Energy (Intellectual)
  • Don't feel like you need to give an opinion on everything. Thinking deeply and critically is work. Consider social media and small talk another form of work, so avoid the unnecessary or unproductive variety. Other people will often say something better or be the better person to say something. Know when to speak and when to sit back to instead support other voices.
  • The majority of the time, most people just want to feel like someone hears them.
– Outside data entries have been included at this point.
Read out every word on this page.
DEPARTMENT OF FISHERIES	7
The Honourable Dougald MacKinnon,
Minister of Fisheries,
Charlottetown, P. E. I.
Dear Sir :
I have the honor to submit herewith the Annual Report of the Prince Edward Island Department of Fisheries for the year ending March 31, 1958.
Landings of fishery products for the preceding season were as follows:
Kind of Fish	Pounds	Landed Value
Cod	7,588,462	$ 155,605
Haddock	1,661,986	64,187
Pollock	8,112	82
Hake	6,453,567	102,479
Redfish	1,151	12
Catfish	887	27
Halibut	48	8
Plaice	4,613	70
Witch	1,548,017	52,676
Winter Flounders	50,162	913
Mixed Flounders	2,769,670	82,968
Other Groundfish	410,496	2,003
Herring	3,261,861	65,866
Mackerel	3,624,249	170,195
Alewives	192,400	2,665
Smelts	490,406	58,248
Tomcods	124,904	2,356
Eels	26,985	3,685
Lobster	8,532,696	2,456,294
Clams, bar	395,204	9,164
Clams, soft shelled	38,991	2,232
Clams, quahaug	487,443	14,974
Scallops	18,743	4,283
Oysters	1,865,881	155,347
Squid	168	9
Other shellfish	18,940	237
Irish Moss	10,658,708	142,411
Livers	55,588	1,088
Giving affirmations that you are listening and that someones words are valuable is key. People too often do not state or affirm they heard statements because they seem obvious. Too often obvious solutions to problems are missed because people do not say or listen to them.

Energy (Emotional)
  • Listening to, being present to, or witnessing to human emotion is labor. Feeling things is like working a muscle. I wouldn't sprint for 20 minutes without slowing down or taking breaks to walk and stretch, likewise emotional labor should be balanced with time alone or alternated with other emotions. A well timed joke, a sobering comment, an intermission to discuss another topic are all effective at maintaining and enduring longer emotional labor.
  • Time alone nearby trusted people is key. People exhaust me and I find it difficult to not notice the million emotional, intellectual, physical, and social signals people send off. As such, a space where I don't see or hear the many subtle signals allows me to disconnect and recover. However, I do not like being isolated or totally alone. An office space or neighboring room in which I can settle will allow me to recenter myself while still being within reach.

Energy (Physical)
  • Too much energy will result in higher anxiety. Increasing the amount of exercise helps with this. Solitude will help burn off extra physical energy that results from excessive emotional or intellectual conflict. Ironically, fast paced music will help organize the extra energy by acknowledging the surge rather than trying to ignore or eschew it.
  • Too little energy will result in a more depressive and sluggish state. Eating better or more often and sleeping more will help. Be aware that sleep is an investment. More efficient work and socializing can be done with better rest. Overtired or slugging work or socializing will take longer and be less effective.
  • C. Bahr and husbutch prefers lower energy activities for longer periods.
  • N. Bahr prefers higher energy activities for shorter periods.

My Body
  • This is a whole post to itself, given how people can have varyingly healthy and unhealthy attitudes towards trans women's bodies.